Over the few Dead Satellites gigs I've had the privilege of attending, the band has displayed a commitment to maintaining an almost restless sense of variation within a set that remains cohesive. This exploratory yet consistent on the four songs on Burst, each of which is distinctive without feeling forced or like a needless departure. From the get-go, opener "42" pairs a very direct riff with a drum-beat that is oddly bouncy, creating a hypnotic effect that shows the band's aptitude for taking something seemingly familiar and making it new through their own lens. Following this is (essentially) the centerpiece of the EP, clocking just under ten minutes in length, "Beyond the Sun/Last Transmission." In the song's first section, vocals seem to stretch endlessly over a blistering boogie as they echo towards an unreachable horizon. This would be good enough on its own, but the sudden lurch towards a punishing sludge that crawls into oblivion as the song peters out under its own weight is an unexpected and rewarding change. Following this are two high-energy, punky songs that almost remind of the mid-'90s AmRep sound, pairing noise rock energy with oddly hummable vocal melodies. "Name_" burns through two minutes in the blink of an eye and feels like an instant hit to these ears, while closer "El Guapo" shows the band ending on the most urgent note they can, with some of the album's most intricate drumming on full display. The sense of tension displayed on this album may have clear roots in the past, but the band's eye to the future is apparent in the raw energy.

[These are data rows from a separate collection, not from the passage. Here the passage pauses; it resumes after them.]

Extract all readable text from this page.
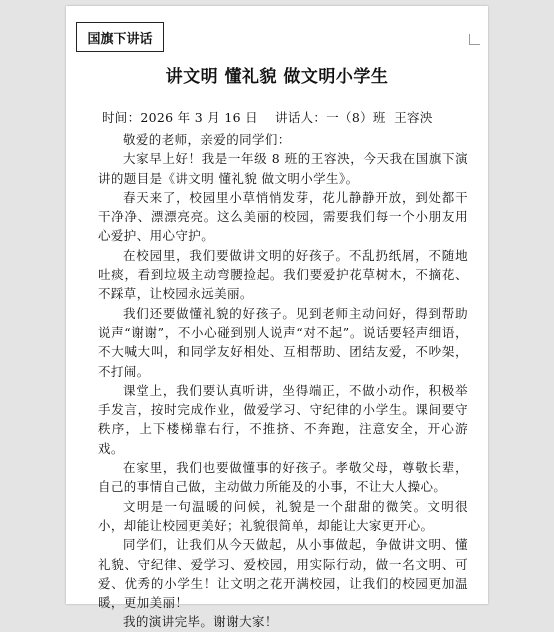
国旗下讲话
讲文明 懂礼貌 做文明小学生
时间：2026 年 3 月 16 日    讲话人：一（8）班  王容泱

敬爱的老师，亲爱的同学们：

大家早上好！我是一年级 8 班的王容泱，今天我在国旗下演讲的题目是《讲文明 懂礼貌 做文明小学生》。

春天来了，校园里小草悄悄发芽，花儿静静开放，到处都干干净净、漂漂亮亮。这么美丽的校园，需要我们每一个小朋友用心爱护、用心守护。

在校园里，我们要做讲文明的好孩子。不乱扔纸屑，不随地吐痰，看到垃圾主动弯腰捡起。我们要爱护花草树木，不摘花、不踩草，让校园永远美丽。

我们还要做懂礼貌的好孩子。见到老师主动问好，得到帮助说声“谢谢”，不小心碰到别人说声“对不起”。说话要轻声细语，不大喊大叫，和同学友好相处、互相帮助、团结友爱，不吵架，不打闹。

课堂上，我们要认真听讲，坐得端正，不做小动作，积极举手发言，按时完成作业，做爱学习、守纪律的小学生。课间要守秩序，上下楼梯靠右行，不推挤、不奔跑，注意安全，开心游戏。

在家里，我们也要做懂事的好孩子。孝敬父母，尊敬长辈，自己的事情自己做，主动做力所能及的小事，不让大人操心。

文明是一句温暖的问候，礼貌是一个甜甜的微笑。文明很小，却能让校园更美好；礼貌很简单，却能让大家更开心。

同学们，让我们从今天做起，从小事做起，争做讲文明、懂礼貌、守纪律、爱学习、爱校园，用实际行动，做一名文明、可爱、优秀的小学生！让文明之花开满校园，让我们的校园更加温暖，更加美丽！

我的演讲完毕。谢谢大家！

To celebrate the release of Burst and to urge readers to join up for Dead Satellites' upcoming show to coincide with the EP's release, here is footage of the pair covering "School" by Nirvana from a recent gig in March of 2019. Watch the video below, pre-order the Burst EP, and catch Dead Satellites' next show on Sunday, July 28th at the Footlight in Brooklyn, with support from Ruby Dear, Lacey Spacecake, and Savage Youth.
[full disclosure: Lacey Spacecake (in which I play bass as a live member) is performing as part of Dead Satellites' next show. This fact has had no impact on the review itself. If I were not a fan of the music, I would not support it in this fashion.]